É coisa rara eu recomendar novela. A última vez que lembro de ter tratado do tema de forma empolgada foi na época em que Wagner Moura encarnava um executivo conflituosamente apaixonando-se por uma prostituta, interpretada pela Camila Pitanga.
Se volto ao assunto é porque tenho visto novamente grandes talentos sendo usados em favor de personagens bem construídos. Já tinha falado de Avenida Brasil, mas gostaria de aprofundar dois aspectos da entrevista que dei para o Caderno 2 que fazem dela uma novela diferente.
Embora traga tramas paralelas que seguem a fórmula padrão, de conflitos que se arrastam ao longo da história toda, o núcleo da narrativa é muito mais ágil do que as novelas padrão, e os personagens mais complexos.

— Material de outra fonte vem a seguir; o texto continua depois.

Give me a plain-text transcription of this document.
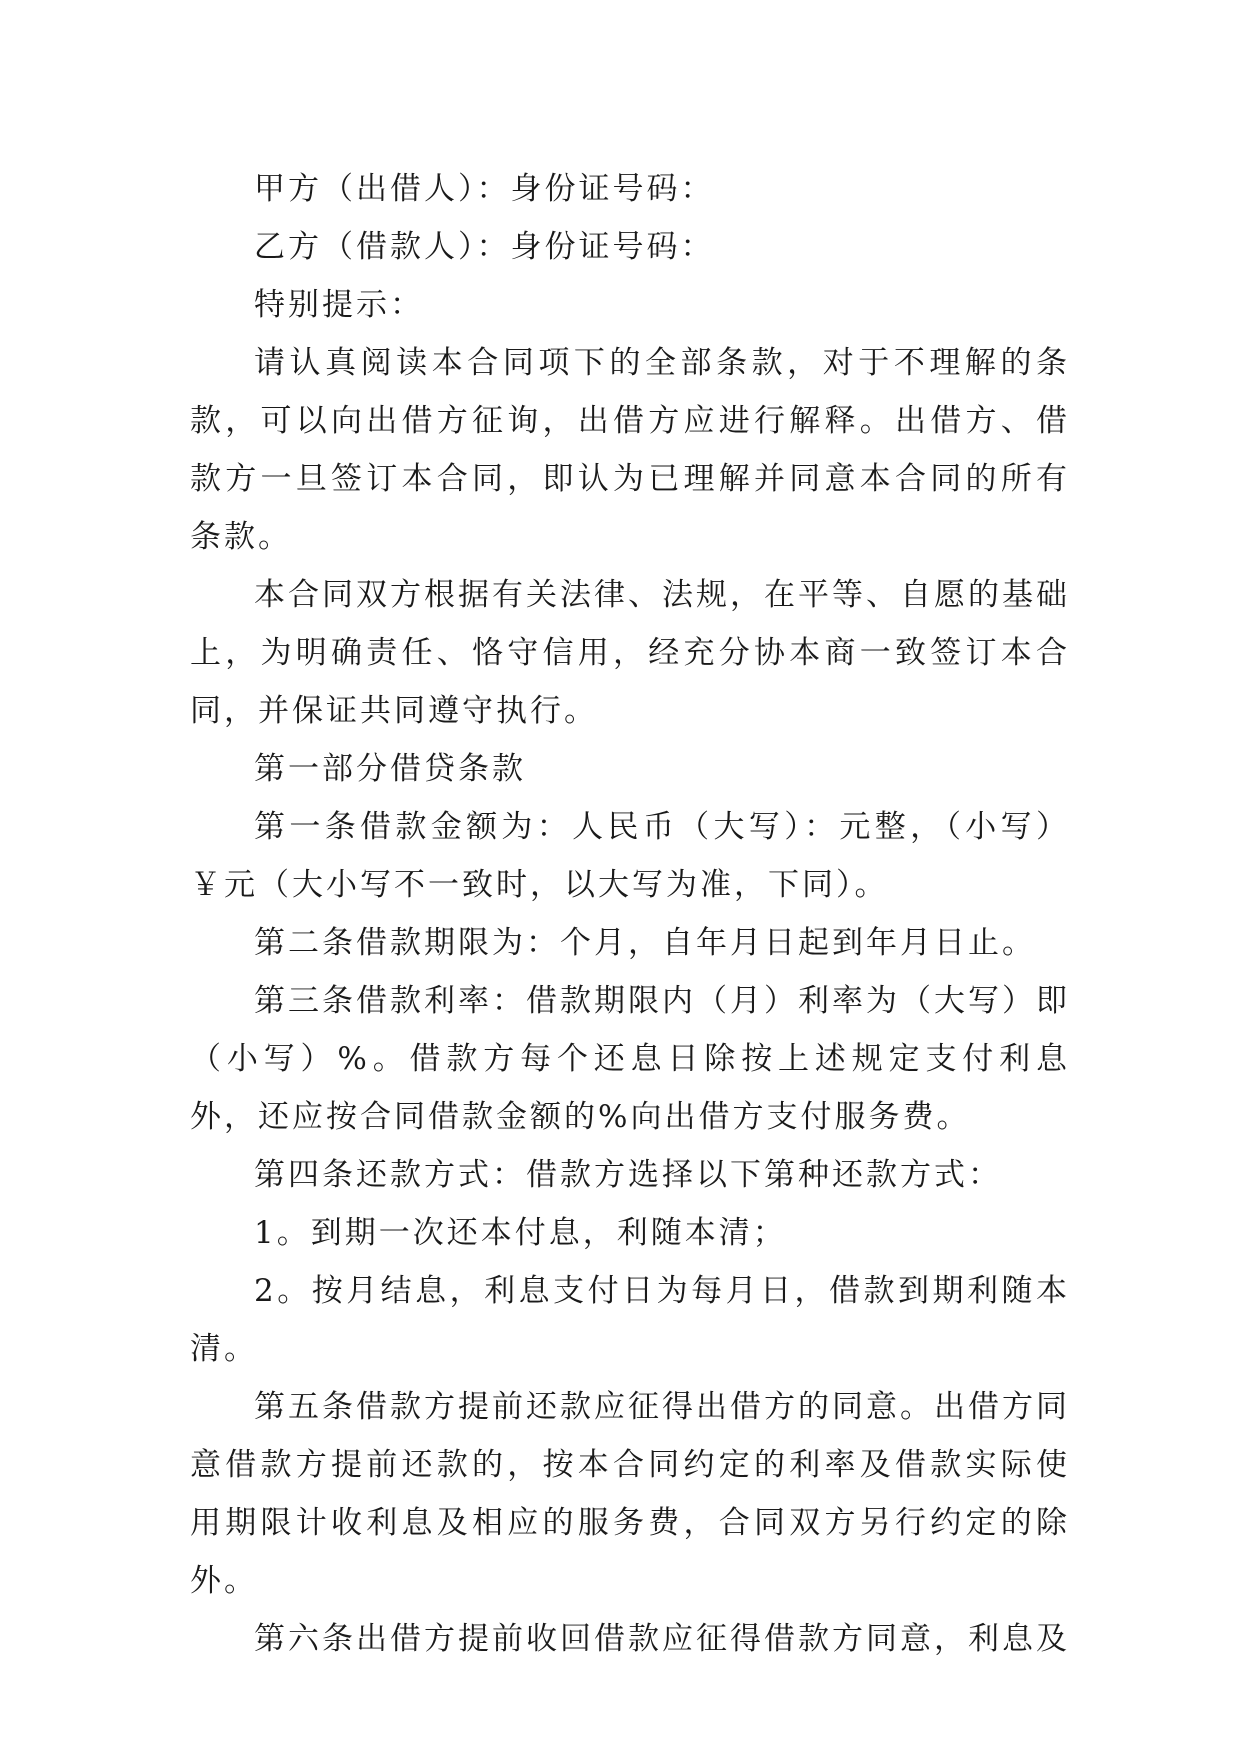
甲方（出借人）：身份证号码：

乙方（借款人）：身份证号码：

特别提示：

请认真阅读本合同项下的全部条款，对于不理解的条款，可以向出借方征询，出借方应进行解释。出借方、借款方一旦签订本合同，即认为已理解并同意本合同的所有条款。

本合同双方根据有关法律、法规，在平等、自愿的基础上，为明确责任、恪守信用，经充分协本商一致签订本合同，并保证共同遵守执行。

第一部分借贷条款

第一条借款金额为：人民币（大写）：元整，（小写）￥元（大小写不一致时，以大写为准，下同）。

第二条借款期限为：个月，自年月日起到年月日止。

第三条借款利率：借款期限内（月）利率为（大写）即（小写）%。借款方每个还息日除按上述规定支付利息外，还应按合同借款金额的%向出借方支付服务费。

第四条还款方式：借款方选择以下第种还款方式：

1。到期一次还本付息，利随本清；

2。按月结息，利息支付日为每月日，借款到期利随本清。

第五条借款方提前还款应征得出借方的同意。出借方同意借款方提前还款的，按本合同约定的利率及借款实际使用期限计收利息及相应的服务费，合同双方另行约定的除外。

第六条出借方提前收回借款应征得借款方同意，利息及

A vilã é carola, e embora seja de péssimo caráter ama o filho com afeto genuíno. A mocinha é bondosa mas de uma frieza ímpar quando o que está em jogo é sua vingança, motivo pelo qual ela está disposta até mesmo a abrir mão do amor.
Além da velocidade de resolução dos conflitos, que não passam duas semanas sem ser resolvidos, a construção dos personagens e das histórias também é mais sofisticada.
Não sou teórico das letras, mas arrisco uma comparação literária: as novelas brasileiras estão para os seriados americanos atuais como o romantismo estava para o realismo. Enquanto o primeiro trazia personagens idealizados e histórias menos complexas, o último abandonou tais convenções, substituindo os heróis por pessoas comuns, cujas contradições criavam cenários mais complicados.
Torço para que a dramaturgia brasileira siga nesse caminho de sofisticação. Não porque devemos imitar os americanos. Mas porque personagens nem totalmente bonzinhos nem cem por cento malévolos refletem a ambiguidade que existe em todos nós, e por isso conseguem gerar mais identificação.
A empatia, afinal, pressupõe certa capacidade de identificação: o campo de estudo da “teoria da mente” afirma que a cognição e a interação social adequadas só são possíveis quando conseguimos atribuir estados mentais aos outros, imaginando o que eles estão pensando ou sentindo.
E é mais fácil se identificar com desejos ruins que um personagem bom com raiva possa ter do que com heróis totalmente abnegados. E mesmo uma vilã que consegue amar é mais próxima das pessoas comuns do que alguém absolutamente incapaz de afetos.
Afinal de contas, nós mesmos estamos bem longe de ser personagens ideais.